For New Year's Eve this year, my family went to a local theatre for a magic act and post-midnight cabaret set. It's this little theatre in this nothing town in the corner of a shopping center. The house was less than half full (mostly with senior citizens).
The magic act was pretty good. But the cabaret was outstanding. Three of the female singers were hold-your-breath level. (You know, where they do something so vocally stunning that you forget to breathe for a few seconds. Does that just happen to me?)
My husband is a wedding band musician and I've been around the wedding band industry for much of my life, so I can't tell you how many times I've heard the song "At Last." I still love it, but I had no idea I could still be mesmerized by it until I heard this spiky frosted-haired woman do the most nuanced vocal gymnastics in this little theatre.
And every one of them with the genuine smiles of people who you darn well know love what they're doing. You can just see when someone is at home on the stage. And I was torn between screaming, "WHAT ARE THESE PEOPLE DOING IN OAKDALE?" and "HOORAY! THESE PEOPLE ARE IN OAKDALE!"
Thing about community theatre is that it can really blow your mind. You figure that Broadway and the recording industry have the best talent the country can offer, and then you see this, and you wonder what in the world is going on. Is it that these singers never bothered trying to go beyond community theatre? Are they just happy where they are, keeping performing as a hobby and not a full-time career? Did they try to go further and fail? Did they hate city life?

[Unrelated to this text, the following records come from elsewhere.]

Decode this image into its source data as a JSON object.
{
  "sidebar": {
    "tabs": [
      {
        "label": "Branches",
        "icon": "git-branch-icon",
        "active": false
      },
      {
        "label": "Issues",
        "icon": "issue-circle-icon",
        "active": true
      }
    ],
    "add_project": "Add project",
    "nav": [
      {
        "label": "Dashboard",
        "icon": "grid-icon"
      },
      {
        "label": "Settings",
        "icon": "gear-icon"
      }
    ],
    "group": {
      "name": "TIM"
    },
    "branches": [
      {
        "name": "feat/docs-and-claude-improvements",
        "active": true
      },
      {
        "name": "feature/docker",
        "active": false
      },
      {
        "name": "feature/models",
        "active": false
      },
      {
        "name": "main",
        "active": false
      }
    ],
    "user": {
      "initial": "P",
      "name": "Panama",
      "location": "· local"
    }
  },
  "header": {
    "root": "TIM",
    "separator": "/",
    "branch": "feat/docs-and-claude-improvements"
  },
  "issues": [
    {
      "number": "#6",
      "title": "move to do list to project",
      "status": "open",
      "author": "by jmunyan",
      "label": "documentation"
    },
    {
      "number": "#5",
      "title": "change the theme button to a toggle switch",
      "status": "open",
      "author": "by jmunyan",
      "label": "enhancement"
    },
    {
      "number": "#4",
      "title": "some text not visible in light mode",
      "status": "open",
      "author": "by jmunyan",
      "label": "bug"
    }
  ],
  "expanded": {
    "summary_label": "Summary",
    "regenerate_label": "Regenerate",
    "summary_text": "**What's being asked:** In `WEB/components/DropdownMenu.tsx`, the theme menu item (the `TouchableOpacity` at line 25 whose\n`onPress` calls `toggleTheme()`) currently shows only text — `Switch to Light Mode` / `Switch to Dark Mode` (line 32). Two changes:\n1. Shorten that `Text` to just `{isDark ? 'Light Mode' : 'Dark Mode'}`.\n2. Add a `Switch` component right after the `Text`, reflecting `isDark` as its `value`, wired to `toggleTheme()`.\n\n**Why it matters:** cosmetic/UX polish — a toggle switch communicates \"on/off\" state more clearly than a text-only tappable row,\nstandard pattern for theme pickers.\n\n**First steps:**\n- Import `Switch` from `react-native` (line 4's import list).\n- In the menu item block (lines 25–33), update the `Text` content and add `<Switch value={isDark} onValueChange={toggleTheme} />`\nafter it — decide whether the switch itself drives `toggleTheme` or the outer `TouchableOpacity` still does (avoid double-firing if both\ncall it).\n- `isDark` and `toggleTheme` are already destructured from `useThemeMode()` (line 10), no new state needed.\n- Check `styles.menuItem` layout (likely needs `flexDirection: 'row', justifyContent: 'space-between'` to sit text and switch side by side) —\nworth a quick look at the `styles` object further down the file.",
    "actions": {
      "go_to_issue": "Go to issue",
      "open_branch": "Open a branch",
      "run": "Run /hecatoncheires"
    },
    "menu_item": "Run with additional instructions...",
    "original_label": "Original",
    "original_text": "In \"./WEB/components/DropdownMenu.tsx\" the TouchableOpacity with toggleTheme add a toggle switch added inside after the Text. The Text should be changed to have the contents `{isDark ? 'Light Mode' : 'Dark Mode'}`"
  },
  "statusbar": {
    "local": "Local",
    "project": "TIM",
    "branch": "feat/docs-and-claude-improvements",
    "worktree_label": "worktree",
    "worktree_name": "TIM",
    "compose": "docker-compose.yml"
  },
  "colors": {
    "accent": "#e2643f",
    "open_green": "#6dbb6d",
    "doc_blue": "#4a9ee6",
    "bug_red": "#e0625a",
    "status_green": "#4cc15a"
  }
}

And I'm reminded of my time on Zoetrope.com, the humbling crash to reality I got as a neophyte screenwriter. I had my head so full of praise from college professors that I assumed my screenplays were much better than most of what was floating around slush piles... until I got to Zoetrope and realized how distinctly unspecial I was. There were scads of really good screenwriters there! People who had written scripts I wished I'd written. People who had been trying to break into the industry, to no avail, yet had scripts that I thought were easily better than most of the current studio releases. (Don't get me wrong-- there was plenty of garbage there, too, but a lot more great material than I expected.)
I think the book world is a bit better that way. Mostly, the unpublished writers who I've thought are really talented wind up getting published eventually. (Though not always. Luckily, none of them have kicked the bucket yet, so there's still time.)
It isn't a crapshoot. But there remains an element of luck involved, and timing, and perseverance. Sometimes I wonder how many writers gave up one query letter too soon. Or how many hold-your-breath writers there might be hiding out in Oakdale.